Weit kommen sie allerdings nicht.
Zwei Joghurt platzen unmittelbar beim Aufprall auf den
Boden, einem dritten (Erdbeer-Rhabarber) schneide ich
mit einem geschickten Schlenker den Fluchtweg ab und
erlege ihn mit dem Hinterrad. Das hätte ich besser
bleiben lassen, denn nun entzieht sich der Karton auf
dem Gepäckträger meiner Kontrolle und stürzt
in die Tiefe.
So stehe ich mitten auf der Kreuzung, umgeben
von meinem Hab und Gut, sowie einigen herbeigeeilten
Passanten, die sich den Orden RITTER DER LANDSTRASSE
verdienen wollen. Als erstes nimmt mir jemand mein Fahrrad
ab, um es in Sicherheit zu bringen. Andere Herbeigeeilte
helfen mir beim Einsammeln meiner Sachen, wobei sich
herausstellt, dass der Karton für einen Weitertransport
nicht mehr geeignet ist.
Ich versuche gerade den Hilfstrupp zu organisieren,
als sich ein Einsatzwagen der Freiwilligen Feuerwehr
nähert, dem zwölf mit Strahlenanzügen
bekleidete Feuerwehrleute entsteigen. Diese besprühen
die Joghurtflecken mit einem Spezialschaum, wohl in
der Annahme, es handle sich dabei um radioaktives Material.
Ich versuche gerade den Irrtum aufzuklären, da
drängt sich eine Hundertschaft Polizisten durch
die rasch errichteten Absperrungen um nach den Urhebern
dieses offenbar politisch motivierten, terroristischen
Anschlages zu fahnden.
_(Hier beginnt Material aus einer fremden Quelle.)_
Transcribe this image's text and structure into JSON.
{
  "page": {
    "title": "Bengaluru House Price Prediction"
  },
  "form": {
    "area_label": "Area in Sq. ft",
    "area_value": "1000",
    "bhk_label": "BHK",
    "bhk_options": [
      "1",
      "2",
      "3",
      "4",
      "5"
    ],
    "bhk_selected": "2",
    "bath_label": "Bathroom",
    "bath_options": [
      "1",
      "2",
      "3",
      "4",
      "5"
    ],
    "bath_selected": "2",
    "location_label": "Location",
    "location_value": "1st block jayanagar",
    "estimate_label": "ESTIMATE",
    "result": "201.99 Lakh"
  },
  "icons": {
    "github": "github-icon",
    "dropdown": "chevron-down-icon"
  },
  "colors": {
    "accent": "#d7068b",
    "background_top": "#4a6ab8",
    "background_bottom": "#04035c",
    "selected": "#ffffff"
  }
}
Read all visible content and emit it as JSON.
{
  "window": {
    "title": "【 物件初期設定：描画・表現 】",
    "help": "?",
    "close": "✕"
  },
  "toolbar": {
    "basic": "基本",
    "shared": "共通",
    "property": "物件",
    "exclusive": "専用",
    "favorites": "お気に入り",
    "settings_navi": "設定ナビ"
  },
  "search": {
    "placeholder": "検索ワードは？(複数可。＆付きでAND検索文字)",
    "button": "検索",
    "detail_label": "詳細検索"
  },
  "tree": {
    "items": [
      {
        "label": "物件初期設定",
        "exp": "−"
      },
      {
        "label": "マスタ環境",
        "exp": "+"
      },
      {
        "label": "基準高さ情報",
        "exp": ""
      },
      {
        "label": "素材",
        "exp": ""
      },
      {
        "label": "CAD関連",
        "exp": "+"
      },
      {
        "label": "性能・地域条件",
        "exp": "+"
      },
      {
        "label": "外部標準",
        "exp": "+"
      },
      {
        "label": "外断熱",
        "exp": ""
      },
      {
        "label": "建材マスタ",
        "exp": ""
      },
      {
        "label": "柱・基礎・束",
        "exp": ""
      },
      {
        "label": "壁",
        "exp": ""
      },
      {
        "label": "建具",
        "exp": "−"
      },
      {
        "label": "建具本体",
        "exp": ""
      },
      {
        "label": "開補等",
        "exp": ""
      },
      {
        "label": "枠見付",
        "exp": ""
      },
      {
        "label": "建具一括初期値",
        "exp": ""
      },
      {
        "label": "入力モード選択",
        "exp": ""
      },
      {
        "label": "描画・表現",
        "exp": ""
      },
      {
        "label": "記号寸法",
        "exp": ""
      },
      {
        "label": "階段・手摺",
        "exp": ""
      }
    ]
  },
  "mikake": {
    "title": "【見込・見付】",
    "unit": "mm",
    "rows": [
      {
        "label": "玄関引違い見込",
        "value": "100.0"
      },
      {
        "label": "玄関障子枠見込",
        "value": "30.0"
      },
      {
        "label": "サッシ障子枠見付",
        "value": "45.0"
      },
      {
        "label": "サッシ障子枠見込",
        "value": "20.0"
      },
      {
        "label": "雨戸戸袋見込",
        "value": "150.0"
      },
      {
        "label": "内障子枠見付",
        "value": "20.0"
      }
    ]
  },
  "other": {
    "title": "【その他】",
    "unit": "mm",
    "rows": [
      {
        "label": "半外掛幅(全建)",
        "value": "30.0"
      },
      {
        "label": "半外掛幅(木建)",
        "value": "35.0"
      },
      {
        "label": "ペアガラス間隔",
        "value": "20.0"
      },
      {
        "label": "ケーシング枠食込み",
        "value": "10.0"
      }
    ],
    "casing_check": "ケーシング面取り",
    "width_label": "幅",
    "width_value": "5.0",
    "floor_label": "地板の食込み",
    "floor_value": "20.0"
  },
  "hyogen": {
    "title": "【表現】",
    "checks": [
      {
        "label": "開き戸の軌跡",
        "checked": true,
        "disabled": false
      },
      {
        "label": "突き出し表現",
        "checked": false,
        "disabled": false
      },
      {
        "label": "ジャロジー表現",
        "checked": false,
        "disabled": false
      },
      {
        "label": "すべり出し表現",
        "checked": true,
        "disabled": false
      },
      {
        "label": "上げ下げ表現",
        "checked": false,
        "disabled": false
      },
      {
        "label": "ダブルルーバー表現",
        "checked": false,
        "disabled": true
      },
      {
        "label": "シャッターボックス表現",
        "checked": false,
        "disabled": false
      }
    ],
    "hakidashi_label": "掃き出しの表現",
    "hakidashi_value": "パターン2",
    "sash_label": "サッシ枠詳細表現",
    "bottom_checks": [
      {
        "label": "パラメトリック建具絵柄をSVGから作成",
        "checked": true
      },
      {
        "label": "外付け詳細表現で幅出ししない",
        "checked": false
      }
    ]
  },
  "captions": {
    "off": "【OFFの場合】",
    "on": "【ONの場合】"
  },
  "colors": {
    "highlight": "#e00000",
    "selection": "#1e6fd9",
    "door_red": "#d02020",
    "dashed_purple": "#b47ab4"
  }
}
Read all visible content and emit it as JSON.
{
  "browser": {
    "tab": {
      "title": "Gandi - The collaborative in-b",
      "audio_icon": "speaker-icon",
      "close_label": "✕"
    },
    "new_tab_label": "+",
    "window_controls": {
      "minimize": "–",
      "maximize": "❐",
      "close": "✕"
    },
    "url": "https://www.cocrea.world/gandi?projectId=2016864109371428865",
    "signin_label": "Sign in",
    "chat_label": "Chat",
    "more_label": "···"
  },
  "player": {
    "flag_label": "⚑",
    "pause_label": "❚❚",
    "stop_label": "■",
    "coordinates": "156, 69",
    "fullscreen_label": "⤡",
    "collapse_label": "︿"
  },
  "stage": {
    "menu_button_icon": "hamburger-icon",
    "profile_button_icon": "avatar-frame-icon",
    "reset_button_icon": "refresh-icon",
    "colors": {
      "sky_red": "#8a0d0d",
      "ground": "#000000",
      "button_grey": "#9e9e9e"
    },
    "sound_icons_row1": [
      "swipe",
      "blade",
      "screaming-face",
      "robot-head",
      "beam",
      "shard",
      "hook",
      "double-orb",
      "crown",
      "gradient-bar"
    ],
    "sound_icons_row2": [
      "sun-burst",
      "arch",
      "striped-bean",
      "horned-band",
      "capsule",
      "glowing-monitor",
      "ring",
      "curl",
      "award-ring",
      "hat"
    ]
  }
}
Also schweige ich lieber, hinter
den Absperrungen wird eine Würstchenbude, kurz
darauf auch ein Karussell aufgebaut. Drei Fernseh-Teams
treffen ein und beginnen mit den Aufnahmen. Davon habe
ich schon seit langem geträumt, im Moment ist mir
aber nicht nach einem Fernsehauftritt.
Ich wüsste auch gar nicht, was ich sagen soll.
Ich versuche dennoch meine Haare und Gedanken zu ordnen,
da werde ich durch den Ansturm hinter die Absperrung
gedrängt. Dabei verspüre ich einige Hiebe
von Schlagstöcke, zudem zeigt nun das Tränengas
seine Wirkung, und da ich pudelnass bin, waren wohl
auch Wasserwerfer im Einsatz.
Ich betrachte die entstandene Mischung aus
Rummelplatz und Startbahn-West-Demo, mittlerweile haben
sich auch einige Mitglieder der Bhagwan-Sekte eingefunden,
die in ihren lilafarbenen Gewändern lautstark HARE
KRISHNA intonieren und so den Herrn oder das Ende der
Welt preisen. Auch die Scientologen sind anwesend, sie
bieten in den Trümmern des ehemaligen ALDI ihre
Persönlichkeitstests an.
Plötzlich entdecke ich ungefähr fünfzig Meter entfernt, neben einem WACHTURM haltenden Zeugen Jehovas, mein Fahrrad an einer Wand lehnen. Ich begebe mich unauffällig in diese Richtung, wobei mich niemand aufzuhalten scheint. Auch der Jehova-Jünger schaut nur wissend, sagt aber nichts, als ich auf mein Fahrrad steige und losfahre. So entkomme ich ungehindert dem Geschehen und verfolge den Rest vom Tage die Geschehnisse im Fernsehen.
Morgen kaufe ich mir einen Fahrradanhänger.